Sql-server – TSQL vs SSIS Lookup

data-warehousesql serverssist-sql

I was trying to find some well performing Tsql equivalents for the SSIS Lookup component. Especially for Fact table loading.

After few different query patterns the most obv performed the best:

 INSERT INTO Fact WITH (TABLOCK)
 SELECT 
  F.Attribute1,
  ...
  d1.DimAId,
  d2.DimBId,
  d3.DimCId,
  ...
  F.Amount
  ...
  from Staging.dbo.GeneralLedger F WITH(NOLOCK)

  LEFT OUTER JOIN  DimA1 d1 WITH(NOLOCK)
                on d1.AId = F.AId

  LEFT OUTER JOIN DimB d2 WITH(NOLOCK)
                on d2.BId = F.BId

  LEFT OUTER JOIN DimC d3 WITH(NOLOCK)
                on d3.CId = F.CId

Performance wise I tested this with 5 million rows and lookups to 9 dimensions.

SSIS: 1m14s
TSQL: 1m0s

Which will be the implications if I choose TSQL over SSIS on larger datasets (+100M rows)
Currently I tested this on a 200GB RAM server so no problems fitting everything in memory.

However I suppose if this query would be used on a machine with less ram it will starts spilling to disk and hurt performance badly. SSIS would be memory wise more efficient then. Am I correct on this assumption?

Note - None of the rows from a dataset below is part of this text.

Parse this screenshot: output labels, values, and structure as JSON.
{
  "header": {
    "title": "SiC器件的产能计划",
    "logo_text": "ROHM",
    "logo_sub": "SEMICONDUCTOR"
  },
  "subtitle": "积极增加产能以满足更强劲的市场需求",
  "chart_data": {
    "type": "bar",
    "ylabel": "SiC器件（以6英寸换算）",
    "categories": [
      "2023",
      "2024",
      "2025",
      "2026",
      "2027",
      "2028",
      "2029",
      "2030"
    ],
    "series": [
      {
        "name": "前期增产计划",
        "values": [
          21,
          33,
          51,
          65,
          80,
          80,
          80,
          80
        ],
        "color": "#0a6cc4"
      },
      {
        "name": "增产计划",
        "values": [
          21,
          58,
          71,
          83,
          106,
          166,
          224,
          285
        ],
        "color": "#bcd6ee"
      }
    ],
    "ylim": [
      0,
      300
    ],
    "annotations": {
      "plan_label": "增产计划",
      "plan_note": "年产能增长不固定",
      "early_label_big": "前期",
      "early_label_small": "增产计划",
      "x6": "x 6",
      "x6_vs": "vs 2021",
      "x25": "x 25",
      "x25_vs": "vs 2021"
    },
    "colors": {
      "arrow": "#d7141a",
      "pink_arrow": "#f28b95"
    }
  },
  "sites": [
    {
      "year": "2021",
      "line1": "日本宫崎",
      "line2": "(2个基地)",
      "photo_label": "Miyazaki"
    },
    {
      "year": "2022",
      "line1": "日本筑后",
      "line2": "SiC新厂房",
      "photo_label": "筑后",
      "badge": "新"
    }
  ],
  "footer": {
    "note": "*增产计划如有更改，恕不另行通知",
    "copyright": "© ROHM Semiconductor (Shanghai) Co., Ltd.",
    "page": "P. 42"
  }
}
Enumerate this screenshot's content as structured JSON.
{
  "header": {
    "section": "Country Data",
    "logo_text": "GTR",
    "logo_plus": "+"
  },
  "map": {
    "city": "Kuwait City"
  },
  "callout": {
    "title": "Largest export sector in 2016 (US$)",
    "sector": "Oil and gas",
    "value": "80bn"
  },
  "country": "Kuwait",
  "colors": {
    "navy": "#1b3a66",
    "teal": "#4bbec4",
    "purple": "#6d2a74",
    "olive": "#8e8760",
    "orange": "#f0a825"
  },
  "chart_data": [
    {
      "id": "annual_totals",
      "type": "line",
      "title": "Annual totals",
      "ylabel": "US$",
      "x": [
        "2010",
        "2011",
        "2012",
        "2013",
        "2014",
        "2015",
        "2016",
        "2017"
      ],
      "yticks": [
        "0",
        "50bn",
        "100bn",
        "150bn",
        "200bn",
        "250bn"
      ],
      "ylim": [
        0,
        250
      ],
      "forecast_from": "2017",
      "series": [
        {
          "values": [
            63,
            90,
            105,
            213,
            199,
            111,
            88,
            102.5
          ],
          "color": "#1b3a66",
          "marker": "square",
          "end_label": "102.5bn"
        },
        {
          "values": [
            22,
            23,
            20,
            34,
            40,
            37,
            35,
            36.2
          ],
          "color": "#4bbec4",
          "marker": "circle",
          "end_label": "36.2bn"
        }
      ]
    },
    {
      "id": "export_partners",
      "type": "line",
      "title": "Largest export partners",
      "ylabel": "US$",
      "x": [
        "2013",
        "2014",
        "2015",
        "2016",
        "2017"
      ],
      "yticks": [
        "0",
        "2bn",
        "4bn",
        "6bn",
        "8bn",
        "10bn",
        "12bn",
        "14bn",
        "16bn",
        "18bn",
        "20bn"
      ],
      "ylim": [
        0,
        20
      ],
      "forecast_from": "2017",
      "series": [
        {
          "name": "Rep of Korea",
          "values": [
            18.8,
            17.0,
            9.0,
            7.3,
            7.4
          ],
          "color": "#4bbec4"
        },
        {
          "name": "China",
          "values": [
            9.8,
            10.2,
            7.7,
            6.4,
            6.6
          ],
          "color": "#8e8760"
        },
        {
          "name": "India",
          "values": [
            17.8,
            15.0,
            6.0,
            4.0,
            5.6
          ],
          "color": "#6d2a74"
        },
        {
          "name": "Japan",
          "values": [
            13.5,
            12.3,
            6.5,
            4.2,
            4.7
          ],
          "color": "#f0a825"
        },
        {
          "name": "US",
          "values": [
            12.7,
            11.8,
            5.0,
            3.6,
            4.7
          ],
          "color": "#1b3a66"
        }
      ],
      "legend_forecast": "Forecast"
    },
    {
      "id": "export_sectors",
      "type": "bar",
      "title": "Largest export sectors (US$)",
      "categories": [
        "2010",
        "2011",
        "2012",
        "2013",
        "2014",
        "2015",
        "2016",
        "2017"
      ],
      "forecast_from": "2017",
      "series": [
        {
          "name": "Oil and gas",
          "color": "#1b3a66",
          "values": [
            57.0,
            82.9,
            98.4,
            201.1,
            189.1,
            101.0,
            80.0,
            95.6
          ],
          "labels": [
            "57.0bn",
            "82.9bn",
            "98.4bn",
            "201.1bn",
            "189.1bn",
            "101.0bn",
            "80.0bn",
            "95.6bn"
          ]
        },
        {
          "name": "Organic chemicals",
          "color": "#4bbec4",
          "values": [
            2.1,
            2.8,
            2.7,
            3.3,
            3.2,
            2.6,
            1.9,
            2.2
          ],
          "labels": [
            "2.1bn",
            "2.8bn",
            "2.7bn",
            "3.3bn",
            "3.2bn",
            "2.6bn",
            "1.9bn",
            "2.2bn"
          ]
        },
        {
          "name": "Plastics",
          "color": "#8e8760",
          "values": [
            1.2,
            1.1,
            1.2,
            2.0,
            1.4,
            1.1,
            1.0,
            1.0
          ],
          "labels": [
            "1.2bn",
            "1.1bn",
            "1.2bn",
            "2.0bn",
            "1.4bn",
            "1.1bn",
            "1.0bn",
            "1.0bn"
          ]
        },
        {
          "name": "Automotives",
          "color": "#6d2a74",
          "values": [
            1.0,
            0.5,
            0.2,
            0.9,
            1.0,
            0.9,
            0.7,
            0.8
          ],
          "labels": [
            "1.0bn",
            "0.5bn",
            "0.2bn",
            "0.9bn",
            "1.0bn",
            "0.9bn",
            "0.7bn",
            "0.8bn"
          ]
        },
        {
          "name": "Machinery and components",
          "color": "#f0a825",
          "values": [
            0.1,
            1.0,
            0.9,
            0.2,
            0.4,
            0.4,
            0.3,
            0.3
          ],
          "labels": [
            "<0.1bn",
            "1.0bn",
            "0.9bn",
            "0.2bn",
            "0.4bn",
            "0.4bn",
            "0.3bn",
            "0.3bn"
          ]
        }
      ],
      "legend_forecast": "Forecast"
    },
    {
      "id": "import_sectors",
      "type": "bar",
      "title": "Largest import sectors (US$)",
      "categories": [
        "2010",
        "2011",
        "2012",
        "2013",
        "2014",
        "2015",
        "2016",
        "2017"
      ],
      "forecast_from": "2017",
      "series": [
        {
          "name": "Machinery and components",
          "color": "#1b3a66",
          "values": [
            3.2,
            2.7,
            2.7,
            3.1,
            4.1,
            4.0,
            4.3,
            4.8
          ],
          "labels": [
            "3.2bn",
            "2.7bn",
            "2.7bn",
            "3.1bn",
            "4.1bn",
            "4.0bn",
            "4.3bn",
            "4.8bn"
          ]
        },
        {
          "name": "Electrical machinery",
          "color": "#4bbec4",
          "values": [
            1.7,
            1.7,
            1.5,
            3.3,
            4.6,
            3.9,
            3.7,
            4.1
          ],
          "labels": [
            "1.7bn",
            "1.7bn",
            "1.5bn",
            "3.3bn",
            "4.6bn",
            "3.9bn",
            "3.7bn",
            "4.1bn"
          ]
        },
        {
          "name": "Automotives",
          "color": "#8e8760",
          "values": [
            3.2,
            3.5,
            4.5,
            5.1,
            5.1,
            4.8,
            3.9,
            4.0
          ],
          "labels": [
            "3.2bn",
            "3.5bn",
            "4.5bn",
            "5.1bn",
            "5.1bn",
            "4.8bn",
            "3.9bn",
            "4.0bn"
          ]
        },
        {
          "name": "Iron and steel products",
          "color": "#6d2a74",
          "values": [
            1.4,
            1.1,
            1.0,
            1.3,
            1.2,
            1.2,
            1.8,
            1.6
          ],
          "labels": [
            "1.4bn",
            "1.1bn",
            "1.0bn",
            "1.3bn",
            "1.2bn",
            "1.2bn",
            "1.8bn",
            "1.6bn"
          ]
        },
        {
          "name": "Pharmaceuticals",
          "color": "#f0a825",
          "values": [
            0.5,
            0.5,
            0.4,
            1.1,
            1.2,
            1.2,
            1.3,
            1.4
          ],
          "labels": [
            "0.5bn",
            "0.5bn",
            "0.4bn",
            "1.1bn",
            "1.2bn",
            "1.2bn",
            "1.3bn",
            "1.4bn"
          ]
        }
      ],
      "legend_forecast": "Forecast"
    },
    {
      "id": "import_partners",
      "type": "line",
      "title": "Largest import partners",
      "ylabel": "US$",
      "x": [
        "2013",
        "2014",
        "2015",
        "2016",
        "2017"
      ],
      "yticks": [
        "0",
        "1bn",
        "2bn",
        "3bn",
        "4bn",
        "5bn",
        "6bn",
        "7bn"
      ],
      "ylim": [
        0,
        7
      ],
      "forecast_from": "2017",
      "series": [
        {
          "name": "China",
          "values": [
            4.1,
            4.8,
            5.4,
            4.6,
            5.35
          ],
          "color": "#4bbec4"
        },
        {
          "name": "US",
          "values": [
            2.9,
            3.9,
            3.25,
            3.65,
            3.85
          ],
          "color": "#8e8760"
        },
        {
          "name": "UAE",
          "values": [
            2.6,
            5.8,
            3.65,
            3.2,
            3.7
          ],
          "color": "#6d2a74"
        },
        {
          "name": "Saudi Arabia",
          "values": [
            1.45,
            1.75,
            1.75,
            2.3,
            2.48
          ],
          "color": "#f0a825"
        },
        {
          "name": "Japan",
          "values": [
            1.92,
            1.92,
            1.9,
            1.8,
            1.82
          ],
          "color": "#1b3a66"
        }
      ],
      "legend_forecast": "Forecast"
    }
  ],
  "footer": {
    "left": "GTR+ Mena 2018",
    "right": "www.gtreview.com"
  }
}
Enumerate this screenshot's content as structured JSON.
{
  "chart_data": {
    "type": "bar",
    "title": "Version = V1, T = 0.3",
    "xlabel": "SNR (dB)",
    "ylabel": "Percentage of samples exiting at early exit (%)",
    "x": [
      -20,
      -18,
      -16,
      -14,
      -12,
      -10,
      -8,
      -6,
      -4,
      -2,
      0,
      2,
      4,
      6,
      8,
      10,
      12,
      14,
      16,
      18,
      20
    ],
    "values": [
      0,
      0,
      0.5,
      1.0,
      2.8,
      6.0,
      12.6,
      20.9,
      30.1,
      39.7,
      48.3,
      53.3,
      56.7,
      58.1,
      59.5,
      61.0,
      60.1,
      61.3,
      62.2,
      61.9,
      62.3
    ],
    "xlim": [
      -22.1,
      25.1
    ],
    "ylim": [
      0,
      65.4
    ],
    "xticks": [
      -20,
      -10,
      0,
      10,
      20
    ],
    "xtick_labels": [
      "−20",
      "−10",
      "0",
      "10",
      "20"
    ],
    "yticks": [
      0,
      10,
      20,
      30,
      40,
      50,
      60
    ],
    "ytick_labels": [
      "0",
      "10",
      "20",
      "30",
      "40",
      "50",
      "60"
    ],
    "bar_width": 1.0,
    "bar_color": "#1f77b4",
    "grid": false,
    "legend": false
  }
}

Another idea I come to mind is using a cursor loop to only do this with tsql for exemple for 1M rows at the time till all data is loaded. By doing this you will have less chance to get an out of memory and start wasting to disk. Is this a viable approach or see you any other approaches?

PS: I am fully aware that SSIS is the way to go for fact table loading. However let us assume we only want TSQL.
PS2: Question also posted on stackoverflow https://stackoverflow.com/questions/26638590/tsql-vs-ssis-lookup. However no real groundbreaking response.

Best Answer

Batching large data sets into smaller data sets, e.g. 100,000 rows or 1,000,000 rows will make the load run better than One Big Insert. But the same is true from SSIS, of course, as it batches inserts.

The difference in time that you show in your example is fairly small. That does not give much hope for great speed improvements, but it does encourage you to know that you can use other methods for import.

EDITS included below.

If you are willing to first extract to a .csv file, perhaps use BCP to extract from a view to the .csv file. Then you can use BULK INSERT to load that file into your database:

BULK INSERT described: http://msdn.microsoft.com/en-us/library/ms188365.aspx

If you want to do the imports all in TSQL then you might use the BULK INSERT command. When you look as its parameters, you will see that it includes KILOBYTES_PER_BATCH and ROWS_PER_BATCH as methods of controlling batch size.

Because of the speed of BCP and BULK INSERT, along with the control of the batch size, I believe that this would be one of the quicker methods to use. But it does require the intermediate .csv file.

Other issues: Is your data coming from the same server, or from another server? If the same server, then access is fairly east. If another server and you do not want the intermediate .csv file, you can create a linked server to query the data from the other server.

However, as you noted, this will mean that you have to manage the batches yourself. This is similar to what you described as a 'cursor loop', although it probably does not need a cursor, just a loop selecting the next 'n' rows that you want to copy. If the data is on another server the overhead on this approach will be higher.